In a similar move to the recent partnership between Thomas Nelson and Author Solutions, Harlequin has started a romance self-publishing wing of its own, which is coming under some of the same scrutiny and criticism as the Thomas Nelson partnership, but perhaps with even greater reason. Whereas the Thomas Nelson partnership created an entirely new entity – WestBow Press – the Harlequin partnership will be called Harlequin Horizons, raising the specter of fooling writers into believing their publication is closer to traditionally published than it really is.
Though this site applauds developments in self-publishing and sees the value in such partnerships as further legitimizing self-publishing as an avenue, this deal does pose significant problems. In a post on Dear Author commenters chimed in with criticism about the deal:
When Harlequin’s CEO says, “Partnering with Author Solutions… is an innovative and original approach to discovering new authors to add to our traditional publishing programs.” or they claim that “Harlequin will monitor sales of books published through the self-publisher for possible pickup by its traditional imprints” they’re preying on the hopes and dreams of unpublished authors.

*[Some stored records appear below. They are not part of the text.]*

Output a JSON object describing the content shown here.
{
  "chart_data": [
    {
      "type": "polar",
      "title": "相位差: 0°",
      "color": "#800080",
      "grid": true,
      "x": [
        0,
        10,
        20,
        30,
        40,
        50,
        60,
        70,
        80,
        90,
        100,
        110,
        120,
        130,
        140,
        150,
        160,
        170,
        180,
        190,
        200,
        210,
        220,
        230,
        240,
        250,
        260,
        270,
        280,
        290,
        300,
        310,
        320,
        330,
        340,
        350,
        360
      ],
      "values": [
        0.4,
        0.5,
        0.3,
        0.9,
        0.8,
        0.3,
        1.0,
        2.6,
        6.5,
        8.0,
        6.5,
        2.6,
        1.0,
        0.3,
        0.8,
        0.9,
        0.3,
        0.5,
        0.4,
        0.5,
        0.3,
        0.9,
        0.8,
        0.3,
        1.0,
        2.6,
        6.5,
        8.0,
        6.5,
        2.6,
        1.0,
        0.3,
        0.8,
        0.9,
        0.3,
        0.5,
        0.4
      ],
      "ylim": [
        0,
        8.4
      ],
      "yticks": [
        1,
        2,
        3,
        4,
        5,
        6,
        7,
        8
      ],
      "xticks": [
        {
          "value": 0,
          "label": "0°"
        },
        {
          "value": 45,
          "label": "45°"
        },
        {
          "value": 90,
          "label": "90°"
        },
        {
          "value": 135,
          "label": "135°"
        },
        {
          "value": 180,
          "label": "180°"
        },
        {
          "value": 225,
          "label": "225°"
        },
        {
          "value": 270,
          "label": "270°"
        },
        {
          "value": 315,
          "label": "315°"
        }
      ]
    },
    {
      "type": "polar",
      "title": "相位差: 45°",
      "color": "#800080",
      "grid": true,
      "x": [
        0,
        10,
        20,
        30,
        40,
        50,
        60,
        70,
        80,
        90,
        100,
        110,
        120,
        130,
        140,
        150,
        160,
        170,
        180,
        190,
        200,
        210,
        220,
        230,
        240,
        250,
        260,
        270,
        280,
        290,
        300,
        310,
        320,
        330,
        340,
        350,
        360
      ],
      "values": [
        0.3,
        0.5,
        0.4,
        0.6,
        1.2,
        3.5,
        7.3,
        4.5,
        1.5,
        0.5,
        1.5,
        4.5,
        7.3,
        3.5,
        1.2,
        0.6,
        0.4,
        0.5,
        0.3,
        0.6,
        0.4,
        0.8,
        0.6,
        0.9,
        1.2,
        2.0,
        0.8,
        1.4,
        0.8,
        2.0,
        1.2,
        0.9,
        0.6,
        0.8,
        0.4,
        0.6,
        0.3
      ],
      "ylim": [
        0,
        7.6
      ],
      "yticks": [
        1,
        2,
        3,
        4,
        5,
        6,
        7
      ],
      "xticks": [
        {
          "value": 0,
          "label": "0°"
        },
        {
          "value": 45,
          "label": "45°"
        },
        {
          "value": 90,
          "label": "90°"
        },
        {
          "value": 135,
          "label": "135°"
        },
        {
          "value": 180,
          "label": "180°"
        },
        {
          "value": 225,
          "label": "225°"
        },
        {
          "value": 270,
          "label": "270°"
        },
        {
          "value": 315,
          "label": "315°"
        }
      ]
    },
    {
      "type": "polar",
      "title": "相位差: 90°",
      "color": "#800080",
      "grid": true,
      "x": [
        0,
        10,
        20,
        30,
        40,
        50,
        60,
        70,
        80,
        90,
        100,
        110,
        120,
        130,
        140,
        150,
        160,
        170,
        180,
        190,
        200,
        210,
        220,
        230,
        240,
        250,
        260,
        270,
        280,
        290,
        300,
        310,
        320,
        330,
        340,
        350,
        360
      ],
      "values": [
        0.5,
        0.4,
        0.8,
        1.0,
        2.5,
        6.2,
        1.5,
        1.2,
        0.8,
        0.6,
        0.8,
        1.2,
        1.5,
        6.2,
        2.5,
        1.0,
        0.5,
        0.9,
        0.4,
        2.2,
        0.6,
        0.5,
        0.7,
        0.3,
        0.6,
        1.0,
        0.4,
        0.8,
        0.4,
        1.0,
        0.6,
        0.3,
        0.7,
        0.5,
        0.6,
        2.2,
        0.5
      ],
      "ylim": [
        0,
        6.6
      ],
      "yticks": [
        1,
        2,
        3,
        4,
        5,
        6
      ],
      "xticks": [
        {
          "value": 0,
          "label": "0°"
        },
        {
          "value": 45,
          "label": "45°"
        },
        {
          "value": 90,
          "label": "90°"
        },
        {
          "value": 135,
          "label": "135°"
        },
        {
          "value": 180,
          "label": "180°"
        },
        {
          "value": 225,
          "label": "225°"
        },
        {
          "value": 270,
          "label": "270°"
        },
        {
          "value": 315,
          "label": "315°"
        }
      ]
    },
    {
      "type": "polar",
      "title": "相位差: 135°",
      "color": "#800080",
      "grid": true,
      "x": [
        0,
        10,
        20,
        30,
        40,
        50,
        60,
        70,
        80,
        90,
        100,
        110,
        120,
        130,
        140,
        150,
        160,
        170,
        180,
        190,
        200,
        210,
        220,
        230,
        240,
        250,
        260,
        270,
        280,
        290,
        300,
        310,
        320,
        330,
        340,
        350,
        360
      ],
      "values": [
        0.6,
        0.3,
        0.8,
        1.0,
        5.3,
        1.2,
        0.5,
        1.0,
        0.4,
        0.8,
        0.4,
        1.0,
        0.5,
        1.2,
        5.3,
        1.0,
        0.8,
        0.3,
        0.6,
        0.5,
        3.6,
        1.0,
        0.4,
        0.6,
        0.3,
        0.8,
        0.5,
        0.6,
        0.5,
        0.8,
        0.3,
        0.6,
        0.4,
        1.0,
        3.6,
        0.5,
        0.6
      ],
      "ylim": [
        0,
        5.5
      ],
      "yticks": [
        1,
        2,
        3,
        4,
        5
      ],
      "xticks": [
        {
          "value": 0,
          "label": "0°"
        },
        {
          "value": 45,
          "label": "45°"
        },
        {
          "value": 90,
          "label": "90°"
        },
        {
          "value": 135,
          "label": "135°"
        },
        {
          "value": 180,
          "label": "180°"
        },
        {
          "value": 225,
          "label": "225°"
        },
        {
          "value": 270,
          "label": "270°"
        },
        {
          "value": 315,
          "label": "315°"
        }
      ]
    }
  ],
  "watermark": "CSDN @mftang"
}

99.99% of those books won’t get picked up by Harlequin, so I find those statements rather unsavory.
Does this mean more rejections of even viable published works because they now stand to make more on rejecting you than publishing you? Does this mean you can write the next “better than” Meyers or Rowling only to find yourself in every slush and rejected pile out there because they want you to PAY for your chance?
Both are entirely legitimate concerns. This isn’t an argument about whether or not self-publishing is a viable outlet, but how will writers be treated given these new arrangements. Will publishers be even more weighted towards taking on “sure fire” books than taking chance on new writers or more genre-bending writers – instead sending them to the self-publishing wing of the publishing house? That is not necessarily a good development, especially when writers may be led to assume that they are closer to being traditionally published when it may not be very different than publishing with AuthorHouse, but with a different brand name.
As self-publishing becomes more integrated in the overall publishing model, deals like this will become more common, but traditional publishers need to be careful that they keep authors’ best interests at heart. Given that traditional publishing is already marketing and bottom-line centered, there is room for corruption in deals like this – though if this helps to increase a publisher’s bottom line so that they’re able to take more chances on new writers, rather than relegate them to the self-published slush pile, the system could have some merit.